He flushed. “You’re a great gun, Sophy — no, I don’t mean that — a capital girl! I’m devilish grateful, but of course I could not borrow money from you! No, no, pray don’t say any more! It is out of the question! Besides, you don’t understand! The old bloodsucker made me sign a bond to pay him fifteen per cent interest a month!”

“Good God, you never agreed to such an iniquitous thing?”

“What else could I do? I had to have the money to pay my gaming debts, and I knew it was useless to go to Howard and Gibbs, or any of those fellows, for they would have shown me the door.”

“Hubert, I am persuaded there is nothing he can do to extort one penny of interest from you! Why, in law he could not even recover the principal! Only let me lend you five hundred pounds, and take it to him, and insist upon his restoring to you the bond you signed, and your ring! Tell him that if he does not choose to accept the principal he may do his worst!”
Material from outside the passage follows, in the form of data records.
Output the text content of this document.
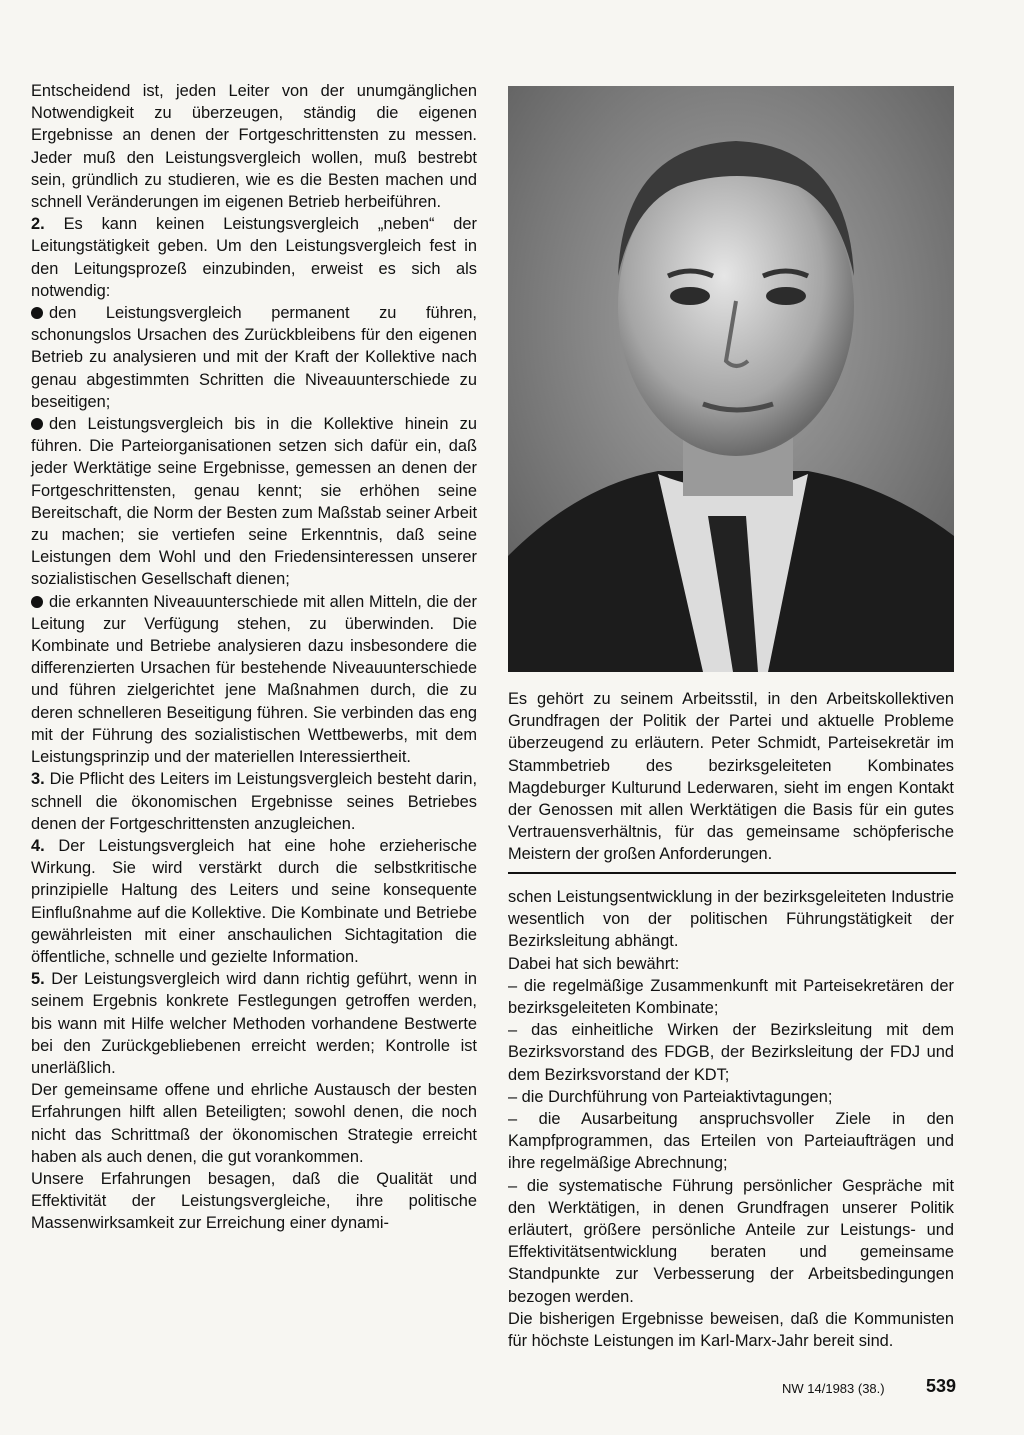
Entscheidend ist, jeden Leiter von der unumgänglichen Notwendigkeit zu überzeugen, ständig die eigenen Ergebnisse an denen der Fortgeschrittensten zu messen. Jeder muß den Leistungsvergleich wollen, muß bestrebt sein, gründlich zu studieren, wie es die Besten machen und schnell Veränderungen im eigenen Betrieb herbeiführen.

2. Es kann keinen Leistungsvergleich „neben“ der Leitungstätigkeit geben. Um den Leistungsvergleich fest in den Leitungsprozeß einzubinden, erweist es sich als notwendig:

den Leistungsvergleich permanent zu führen, schonungslos Ursachen des Zurückbleibens für den eigenen Betrieb zu analysieren und mit der Kraft der Kollektive nach genau abgestimmten Schritten die Niveauunterschiede zu beseitigen;

den Leistungsvergleich bis in die Kollektive hinein zu führen. Die Parteiorganisationen setzen sich dafür ein, daß jeder Werktätige seine Ergebnisse, gemessen an denen der Fortgeschrittensten, genau kennt; sie erhöhen seine Bereitschaft, die Norm der Besten zum Maßstab seiner Arbeit zu machen; sie vertiefen seine Erkenntnis, daß seine Leistungen dem Wohl und den Friedensinteressen unserer sozialistischen Gesellschaft dienen;

die erkannten Niveauunterschiede mit allen Mitteln, die der Leitung zur Verfügung stehen, zu überwinden. Die Kombinate und Betriebe analysieren dazu insbesondere die differenzierten Ursachen für bestehende Niveauunterschiede und führen zielgerichtet jene Maßnahmen durch, die zu deren schnelleren Beseitigung führen. Sie verbinden das eng mit der Führung des sozialistischen Wettbewerbs, mit dem Leistungsprinzip und der materiellen Interessiertheit.

3. Die Pflicht des Leiters im Leistungsvergleich besteht darin, schnell die ökonomischen Ergebnisse seines Betriebes denen der Fortgeschrittensten anzugleichen.

4. Der Leistungsvergleich hat eine hohe erzieherische Wirkung. Sie wird verstärkt durch die selbstkritische prinzipielle Haltung des Leiters und seine konsequente Einflußnahme auf die Kollektive. Die Kombinate und Betriebe gewährleisten mit einer anschaulichen Sichtagitation die öffentliche, schnelle und gezielte Information.

5. Der Leistungsvergleich wird dann richtig geführt, wenn in seinem Ergebnis konkrete Festlegungen getroffen werden, bis wann mit Hilfe welcher Methoden vorhandene Bestwerte bei den Zurückgebliebenen erreicht werden; Kontrolle ist unerläßlich.

Der gemeinsame offene und ehrliche Austausch der besten Erfahrungen hilft allen Beteiligten; sowohl denen, die noch nicht das Schrittmaß der ökonomischen Strategie erreicht haben als auch denen, die gut vorankommen.

Unsere Erfahrungen besagen, daß die Qualität und Effektivität der Leistungsvergleiche, ihre politische Massenwirksamkeit zur Erreichung einer dynami-

Es gehört zu seinem Arbeitsstil, in den Arbeitskollektiven Grundfragen der Politik der Partei und aktuelle Probleme überzeugend zu erläutern. Peter Schmidt, Parteisekretär im Stammbetrieb des bezirksgeleiteten Kombinates Magdeburger Kulturund Lederwaren, sieht im engen Kontakt der Genossen mit allen Werktätigen die Basis für ein gutes Vertrauensverhältnis, für das gemeinsame schöpferische Meistern der großen Anforderungen.

schen Leistungsentwicklung in der bezirksgeleiteten Industrie wesentlich von der politischen Führungstätigkeit der Bezirksleitung abhängt.

Dabei hat sich bewährt:

– die regelmäßige Zusammenkunft mit Parteisekretären der bezirksgeleiteten Kombinate;

– das einheitliche Wirken der Bezirksleitung mit dem Bezirksvorstand des FDGB, der Bezirksleitung der FDJ und dem Bezirksvorstand der KDT;

– die Durchführung von Parteiaktivtagungen;

– die Ausarbeitung anspruchsvoller Ziele in den Kampfprogrammen, das Erteilen von Parteiaufträgen und ihre regelmäßige Abrechnung;

– die systematische Führung persönlicher Gespräche mit den Werktätigen, in denen Grundfragen unserer Politik erläutert, größere persönliche Anteile zur Leistungs- und Effektivitätsentwicklung beraten und gemeinsame Standpunkte zur Verbesserung der Arbeitsbedingungen bezogen werden.

Die bisherigen Ergebnisse beweisen, daß die Kommunisten für höchste Leistungen im Karl-Marx-Jahr bereit sind.

NW 14/1983 (38.) 539
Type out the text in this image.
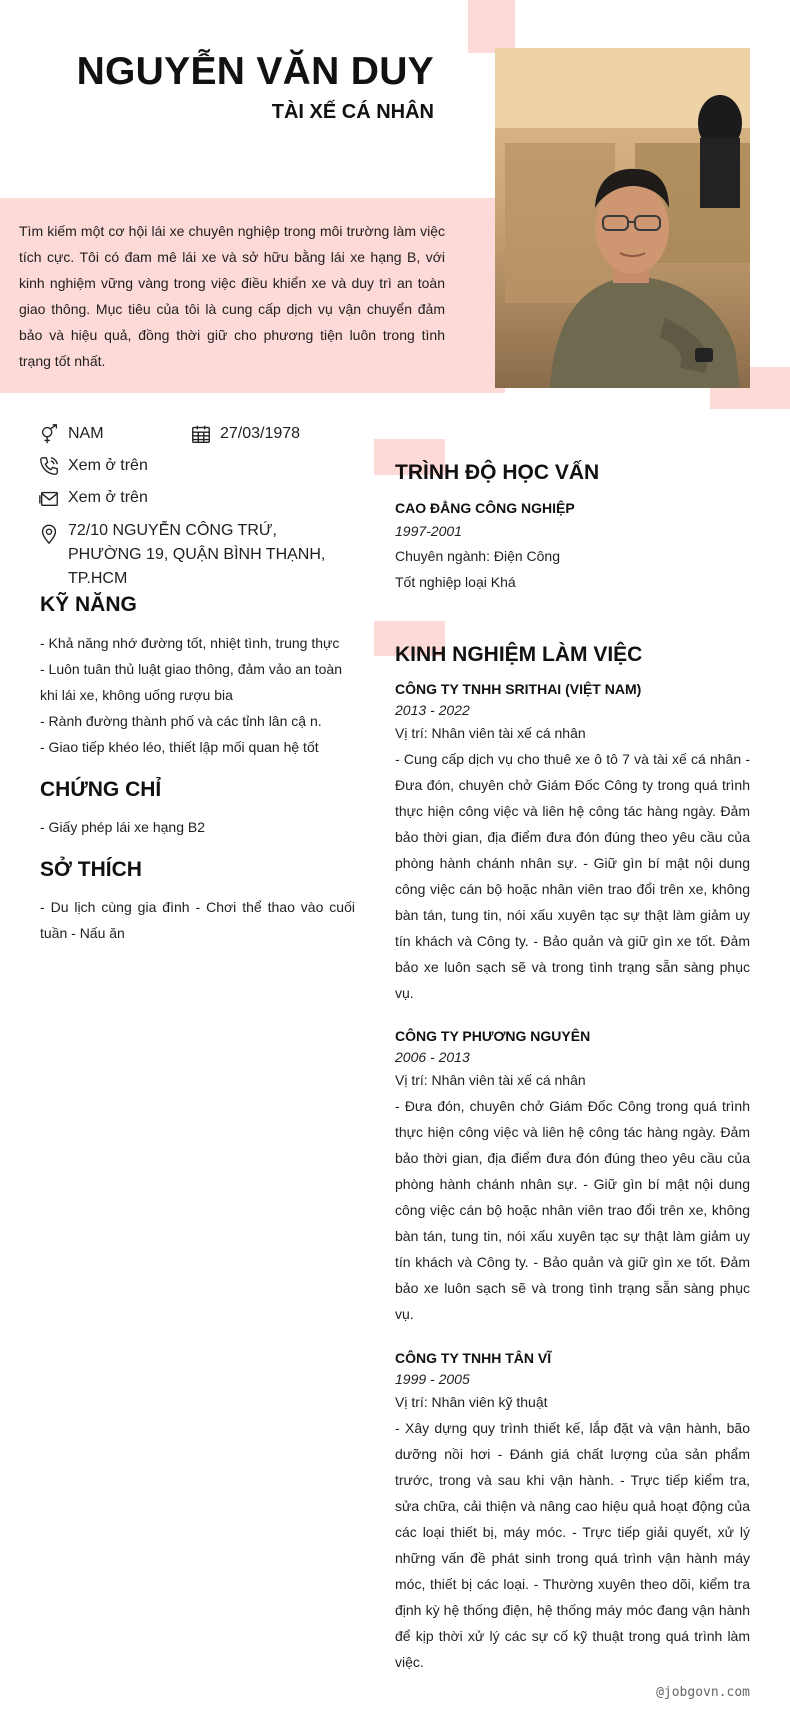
NGUYỄN VĂN DUY
TÀI XẾ CÁ NHÂN
Tìm kiếm một cơ hội lái xe chuyên nghiệp trong môi trường làm việc tích cực. Tôi có đam mê lái xe và sở hữu bằng lái xe hạng B, với kinh nghiệm vững vàng trong việc điều khiển xe và duy trì an toàn giao thông. Mục tiêu của tôi là cung cấp dịch vụ vận chuyển đảm bảo và hiệu quả, đồng thời giữ cho phương tiện luôn trong tình trạng tốt nhất.
NAM	27/03/1978
Xem ở trên
Xem ở trên
72/10 NGUYỄN CÔNG TRỨ, PHƯỜNG 19, QUẬN BÌNH THẠNH, TP.HCM
KỸ NĂNG

- Khả năng nhớ đường tốt, nhiệt tình, trung thực

- Luôn tuân thủ luật giao thông, đảm vảo an toàn khi lái xe, không uống rượu bia

- Rành đường thành phố và các tỉnh lân cậ n.

- Giao tiếp khéo léo, thiết lập mối quan hệ tốt

CHỨNG CHỈ

- Giấy phép lái xe hạng B2

SỞ THÍCH
- Du lịch cùng gia đình - Chơi thể thao vào cuối tuần - Nấu ăn
TRÌNH ĐỘ HỌC VẤN
CAO ĐẲNG CÔNG NGHIỆP
1997-2001
Chuyên ngành: Điện Công
Tốt nghiệp loại Khá
KINH NGHIỆM LÀM VIỆC
CÔNG TY TNHH SRITHAI (VIỆT NAM)
2013 - 2022
Vị trí: Nhân viên tài xế cá nhân
- Cung cấp dịch vụ cho thuê xe ô tô 7 và tài xế cá nhân - Đưa đón, chuyên chở Giám Đốc Công ty trong quá trình thực hiện công việc và liên hệ công tác hàng ngày. Đảm bảo thời gian, địa điểm đưa đón đúng theo yêu cầu của phòng hành chánh nhân sự. - Giữ gìn bí mật nội dung công việc cán bộ hoặc nhân viên trao đổi trên xe, không bàn tán, tung tin, nói xấu xuyên tạc sự thật làm giảm uy tín khách và Công ty. - Bảo quản và giữ gìn xe tốt. Đảm bảo xe luôn sạch sẽ và trong tình trạng sẵn sàng phục vụ.
CÔNG TY PHƯƠNG NGUYÊN
2006 - 2013
Vị trí: Nhân viên tài xế cá nhân
- Đưa đón, chuyên chở Giám Đốc Công trong quá trình thực hiện công việc và liên hệ công tác hàng ngày. Đảm bảo thời gian, địa điểm đưa đón đúng theo yêu cầu của phòng hành chánh nhân sự. - Giữ gìn bí mật nội dung công việc cán bộ hoặc nhân viên trao đổi trên xe, không bàn tán, tung tin, nói xấu xuyên tạc sự thật làm giảm uy tín khách và Công ty. - Bảo quản và giữ gìn xe tốt. Đảm bảo xe luôn sạch sẽ và trong tình trạng sẵn sàng phục vụ.
CÔNG TY TNHH TÂN VĨ
1999 - 2005
Vị trí: Nhân viên kỹ thuật
- Xây dựng quy trình thiết kế, lắp đặt và vận hành, bão dưỡng nồi hơi - Đánh giá chất lượng của sản phẩm trước, trong và sau khi vận hành. - Trực tiếp kiểm tra, sửa chữa, cải thiện và nâng cao hiệu quả hoạt động của các loại thiết bị, máy móc. - Trực tiếp giải quyết, xử lý những vấn đề phát sinh trong quá trình vận hành máy móc, thiết bị các loại. - Thường xuyên theo dõi, kiểm tra định kỳ hệ thống điện, hệ thống máy móc đang vận hành để kịp thời xử lý các sự cố kỹ thuật trong quá trình làm việc.
@jobgovn.com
“And have him inform at Oxford against me! I tell you, Sophy, he is an out-and-out villain! He would do me all the harm that lay in his power! He is not a regular moneylender: in fact, I’m pretty certain he’s what they call a lock, or a fence, a receiver, you know. What’s more, he would refuse to give me back the ring, and even if I brought him to book he would have sold it, I expect.”

Nothing that Sophy could urge had the power to move him. He was plainly in considerable dread of Mr. Goldhanger, and since she found this incomprehensible she could only suppose that some darker threat than had been disclosed to her was being held over his head. She made no attempt to discover what this might be, for she felt reasonably certain that it would not have impressed her. Instead, she asked him what he intended to do to extricate himself from his difficulties, if he would neither apply to his brother nor accept a loan from her. The answer was not very definite, Hubert being young enough still to cherish youth’s ineradicable belief in timely miracles. He said several times that he had a month left to him before he need do anything desperate, and while agreeing reluctantly that he might in the end be forced to go to his brother, evidently felt that something would happen to make this unnecessary. With an attempt at lightheartedness, he begged Sophy not to trouble her head over it, and as she perceived that it would be useless to continue arguing with him she said no more.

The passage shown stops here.